Grâce ou à cause du retentissement médiatique de certaines affaires, plus personne n’ignore ce qu’est l’arbitrage. Un événement de networking au féminin co-organisé par l’association Arbitral Women et August & Debouzy au lendemain de la journée de la femme constitue l’occasion de faire le point sur l’engagement et la présence des femmes dans ce secteur du droit.
L’arbitrage est un mode de résolution alternatif des différends dans le cadre duquel au lieu de présenter leur litige aux juridictions judiciaires nationales, les parties choisissent de confier sa résolution à un tribunal arbitral dont elles auront (directement ou indirectement) choisi les membres. Il ne s’agit donc pas comme dans la médiation ou la conciliation de se mettre d’accord sur une issue transactionnelle mais bien d’obtenir une décision à caractère juridictionnel qui pourra faire l’objet de mesures d’exécution forcée suite à une intervention minimale du juge judiciaire.

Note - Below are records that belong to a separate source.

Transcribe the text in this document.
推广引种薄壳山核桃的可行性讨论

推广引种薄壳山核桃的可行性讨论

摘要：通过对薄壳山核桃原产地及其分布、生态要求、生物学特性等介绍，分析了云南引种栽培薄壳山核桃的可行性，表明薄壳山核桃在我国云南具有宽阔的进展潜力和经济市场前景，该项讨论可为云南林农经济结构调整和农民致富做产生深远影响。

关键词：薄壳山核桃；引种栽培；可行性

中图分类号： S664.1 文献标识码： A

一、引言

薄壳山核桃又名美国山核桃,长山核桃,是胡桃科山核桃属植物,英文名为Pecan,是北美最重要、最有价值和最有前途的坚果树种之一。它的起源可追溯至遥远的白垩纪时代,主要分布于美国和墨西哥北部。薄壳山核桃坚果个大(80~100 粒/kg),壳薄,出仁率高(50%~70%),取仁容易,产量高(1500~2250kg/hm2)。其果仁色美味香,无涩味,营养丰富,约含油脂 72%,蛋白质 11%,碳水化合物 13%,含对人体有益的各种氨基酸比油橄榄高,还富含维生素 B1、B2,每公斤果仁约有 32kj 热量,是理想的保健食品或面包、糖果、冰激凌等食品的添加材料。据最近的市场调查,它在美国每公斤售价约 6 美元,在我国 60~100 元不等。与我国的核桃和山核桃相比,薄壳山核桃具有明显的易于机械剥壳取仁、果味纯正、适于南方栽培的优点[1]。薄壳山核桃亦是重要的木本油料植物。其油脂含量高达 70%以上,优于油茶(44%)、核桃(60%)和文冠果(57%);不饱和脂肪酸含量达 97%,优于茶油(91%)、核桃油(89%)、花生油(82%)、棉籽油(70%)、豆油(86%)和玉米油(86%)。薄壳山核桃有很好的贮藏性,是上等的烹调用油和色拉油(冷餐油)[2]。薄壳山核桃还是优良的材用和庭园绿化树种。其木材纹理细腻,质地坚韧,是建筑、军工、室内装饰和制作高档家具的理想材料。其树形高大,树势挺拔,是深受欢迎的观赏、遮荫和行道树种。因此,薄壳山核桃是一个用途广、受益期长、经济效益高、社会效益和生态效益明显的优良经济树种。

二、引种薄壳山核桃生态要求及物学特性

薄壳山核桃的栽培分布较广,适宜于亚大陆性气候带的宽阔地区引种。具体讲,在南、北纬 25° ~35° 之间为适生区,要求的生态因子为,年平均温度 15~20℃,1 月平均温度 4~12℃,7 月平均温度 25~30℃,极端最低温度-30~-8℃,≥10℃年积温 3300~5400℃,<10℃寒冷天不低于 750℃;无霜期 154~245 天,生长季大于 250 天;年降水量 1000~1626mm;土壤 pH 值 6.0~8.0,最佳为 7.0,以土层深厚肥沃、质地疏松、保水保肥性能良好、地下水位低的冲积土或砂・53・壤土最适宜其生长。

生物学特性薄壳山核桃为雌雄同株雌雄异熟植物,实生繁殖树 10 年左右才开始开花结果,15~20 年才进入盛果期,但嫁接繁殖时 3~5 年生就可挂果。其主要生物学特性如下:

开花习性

L’arbitrage international, parce qu’il présente de nombreux avantages - flexibilité, adéquation aux affaires internationales du fait de l’application de règles de caractère transnational, confidentialité, compétence et qualité des arbitres, etc. - est un secteur en forte croissance depuis une vingtaine d’années. Toutefois, la place que les femmes occupent, comme conseils des parties et comme arbitres y demeure particulièrement limitée. Ainsi, si l’on considère le nombre de désignations de femmes en tant qu’arbitre, les chiffres qui circulent dans la communauté de l’arbitrage international sont glaçants : 6,5 % des arbitres seraient des femmes1.
Comparant l’incomparable, ce chiffre apparaît bien faible, même en prenant pour étalon le barreau de Paris, au sein duquel "le pourcentage d'associées excédait tout juste les 20 % dans les 100 plus importants cabinets d'affaires"2. Le chiffre déploré par la presse française concernant les avocats d’affaires en général est, malgré tout, trois fois supérieur à celui déploré par la communauté de l’arbitrage international.

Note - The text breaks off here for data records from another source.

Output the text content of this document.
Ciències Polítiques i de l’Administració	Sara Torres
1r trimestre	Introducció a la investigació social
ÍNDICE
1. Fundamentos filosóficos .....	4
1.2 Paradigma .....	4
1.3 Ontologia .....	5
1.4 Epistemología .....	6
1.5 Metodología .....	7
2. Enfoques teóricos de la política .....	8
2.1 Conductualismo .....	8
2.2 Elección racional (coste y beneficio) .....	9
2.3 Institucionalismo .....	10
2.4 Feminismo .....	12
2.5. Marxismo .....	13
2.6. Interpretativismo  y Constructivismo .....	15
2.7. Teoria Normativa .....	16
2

Au lendemain de la journée de la femme, l’association Arbitral Women créée dans le but d’encourager le développement de réseaux entre femmes, organisait un "speednetworking". Cet événement co-organisé par le cabinet August & Debouzy dont la pratique "arbitrage international" est incarnée par deux associées : Marie Danis et Carine Dupeyron, a permis de rassembler environ 60 professionnelles de l’arbitrage (5 experts financiers, 2 universitaires, et 8 membres d’institutions d’arbitrage, les autres participantes étant toutes avocates). Une dizaine de ces femmes environ intervient comme arbitre.

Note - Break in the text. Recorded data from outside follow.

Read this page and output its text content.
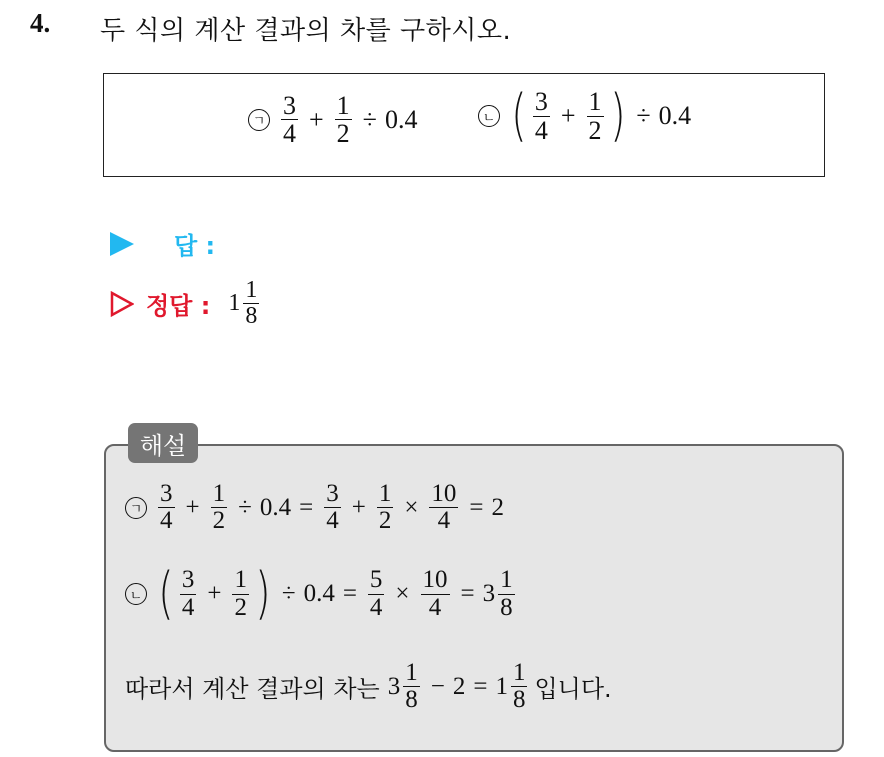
4. 두 식의 계산 결과의 차를 구하시오.
ㄱ $\frac{3}{4} + \frac{1}{2} \div 0.4$	ㄴ ( $\frac{3}{4} + \frac{1}{2}$ ) ÷ 0.4
답 :
정답 : $1 \frac{1}{8}$
해설
ㄱ $\frac{3}{4} + \frac{1}{2} \div 0.4 = \frac{3}{4} + \frac{1}{2} \times \frac{10}{4} = 2$
ㄴ ( $\frac{3}{4} + \frac{1}{2}$ ) ÷ $0.4 = \frac{5}{4} \times \frac{10}{4} = 3 \frac{1}{8}$
따라서 계산 결과의 차는 $3 \frac{1}{8} - 2 = 1 \frac{1}{8}$ 입니다.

Les participantes, interrogées sur ces faibles statistiques, ont des opinions très diverses quant aux origines de ce "plafond de verre" dans le secteur de l’arbitrage où la reconnaissance de ses pairs est une des clefs du succès.
Un manque de confiance
Pour certaines, il s’agirait d’un manque de confiance réciproque que les femmes se font entre elles, créant une absence de cercle vertueux : avant de nommer une femme arbitre, une directrice juridique attendra des preuves concrètes de sa compétence et de son expérience en tant qu’arbitre, tandis qu’un directeur juridique ferait plus naturellement confiance à un avocat ou confrère qu’il connaîtrait, exigeant moins de preuves tangibles de son parcours. Les femmes arbitres ayant ainsi moins d’opportunités d’être nommées, elles acquièrent plus lentement -voire pas du tout- le "track record" nécessaire.
Peu de réseau
D’autres pensent qu’elles n’ont pas suffisamment valorisé la nécessité de "réseauter" par le passé ou que les cabinets d’avocats favorisent toujours les hommes quand il s’agit de confier une mission de "business development".
Conservatisme
Une jeune femme ayant rejoint une institution d’arbitrage nous indiquait qu’elle était surprise que les comités chargés d’élaborer des listes de noms à proposer pour les cas où l’institution doit intervenir dans le choix de l’arbitre proposent systématiquement des noms relativement conservateurs et surtout ne proposent quasiment jamais de femmes pour un rôle de présidente du Tribunal.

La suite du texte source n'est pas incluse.